Commentary

D1.333 Share incentive plans

Corporate tax
Corporate tax | Commentary

D1.333 Share incentive plans

Corporate tax | Commentary

D1.333 Share incentive plans

A share incentive plan ('SIP') provides for shares to be awarded to or acquired by employees of a company by reason of their employment. The shares are held for a specified minimum period by trustees on behalf of the employees. A plan must be self-certified by the employer as a 'Schedule 2 SIP' which meets the necessary conditions, described in E4.528–E4.5421.

The costs described below can be deducted as trading expenses2 (or, in the case of an investment company or insurance company, as expenses of management3).

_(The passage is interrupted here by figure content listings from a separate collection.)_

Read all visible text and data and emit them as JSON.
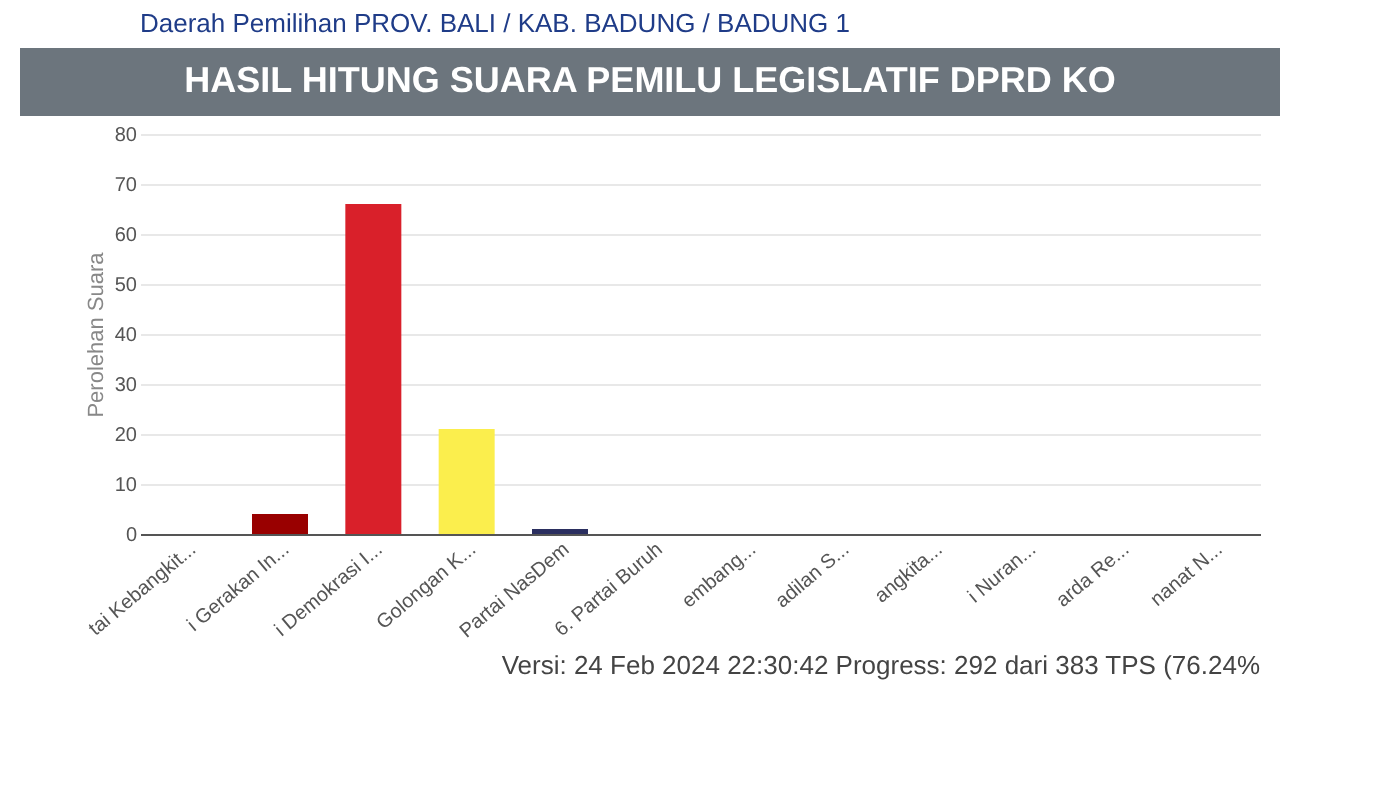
{
  "chart_data": {
    "type": "bar",
    "title": "HASIL HITUNG SUARA PEMILU LEGISLATIF DPRD KO",
    "ylabel": "Perolehan Suara",
    "annotations": [
      "Daerah Pemilihan PROV. BALI / KAB. BADUNG / BADUNG 1",
      "Versi: 24 Feb 2024 22:30:42 Progress: 292 dari 383 TPS (76.24%"
    ],
    "categories": [
      "tai Kebangkit...",
      "i Gerakan In...",
      "i Demokrasi I...",
      "Golongan K...",
      "Partai NasDem",
      "6. Partai Buruh",
      "embang...",
      "adilan S...",
      "angkita...",
      "i Nuran...",
      "arda Re...",
      "nanat N..."
    ],
    "values": [
      0,
      4,
      66,
      21,
      1,
      0,
      0,
      0,
      0,
      0,
      0,
      0
    ],
    "colors": [
      "#2e7d32",
      "#990000",
      "#d9202a",
      "#fbee4d",
      "#2b2f60",
      "#e65100",
      "#1565c0",
      "#212121",
      "#c62828",
      "#f57c00",
      "#1a237e",
      "#0d47a1"
    ],
    "ylim": [
      0,
      80
    ],
    "yticks": [
      0,
      10,
      20,
      30,
      40,
      50,
      60,
      70,
      80
    ],
    "grid": "y"
  }
}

Cost of setting up the plan

A deduction is allowed for expenditure by a company on setting up a SIP which is self-certified as a 'Schedule 2 SIP'4. The deduction is given for the period of account in which the expenditure is incurred if the relevant date falls within nine months after the end of that period; otherwise it is given for the period of account in which the relevant date falls5. The relevant date is the date the self-certification declaration is made (or the first award date if earlier)6.

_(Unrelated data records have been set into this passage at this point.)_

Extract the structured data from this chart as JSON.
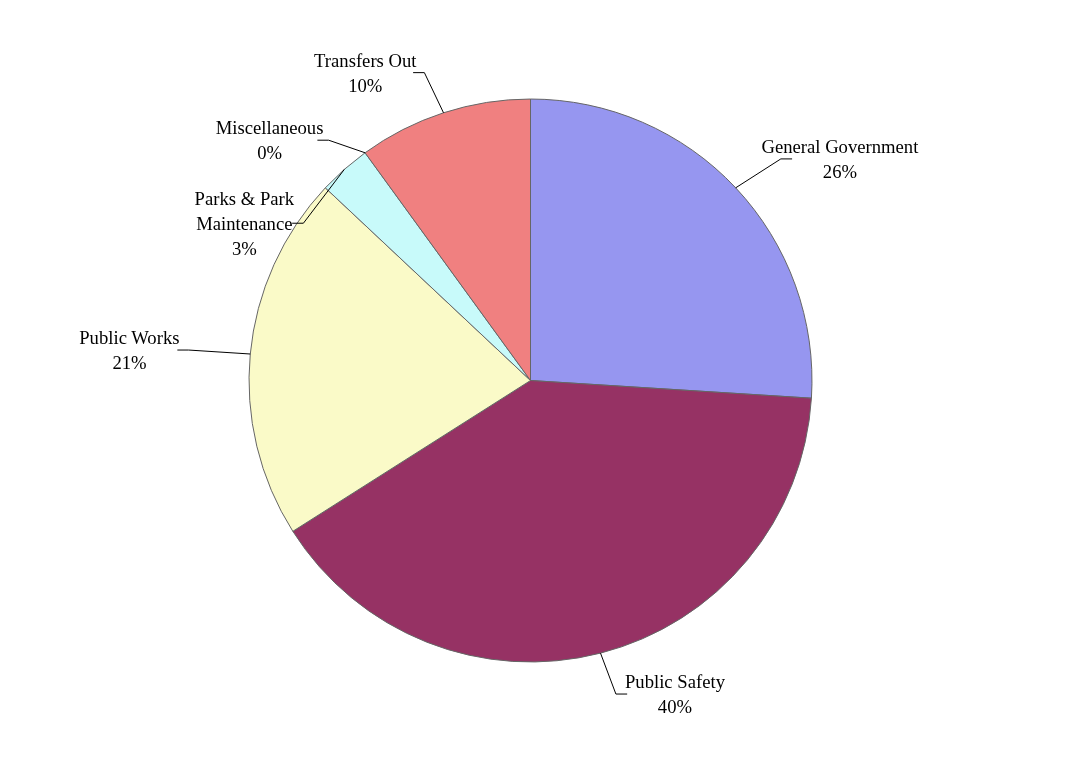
{
  "chart_data": {
    "type": "pie",
    "categories": [
      "General Government",
      "Public Safety",
      "Public Works",
      "Parks & Park Maintenance",
      "Miscellaneous",
      "Transfers Out"
    ],
    "values": [
      26,
      40,
      21,
      3,
      0,
      10
    ],
    "value_labels": [
      "26%",
      "40%",
      "21%",
      "3%",
      "0%",
      "10%"
    ],
    "colors": [
      "#9696f0",
      "#963264",
      "#fafac8",
      "#c8fafa",
      "#600020",
      "#f08080"
    ]
  }
}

Expenditure deducted under these rules cannot also be deducted under any other provision7.

Running expenses

The rules do not deny a deduction for contributions to the trustees' expenses of operating the plan. Those expenses do not include the actual cost of acquiring shares, but do include interest on money borrowed to acquire shares and incidental costs of acquisition (fees, commission, stamp duty etc)8.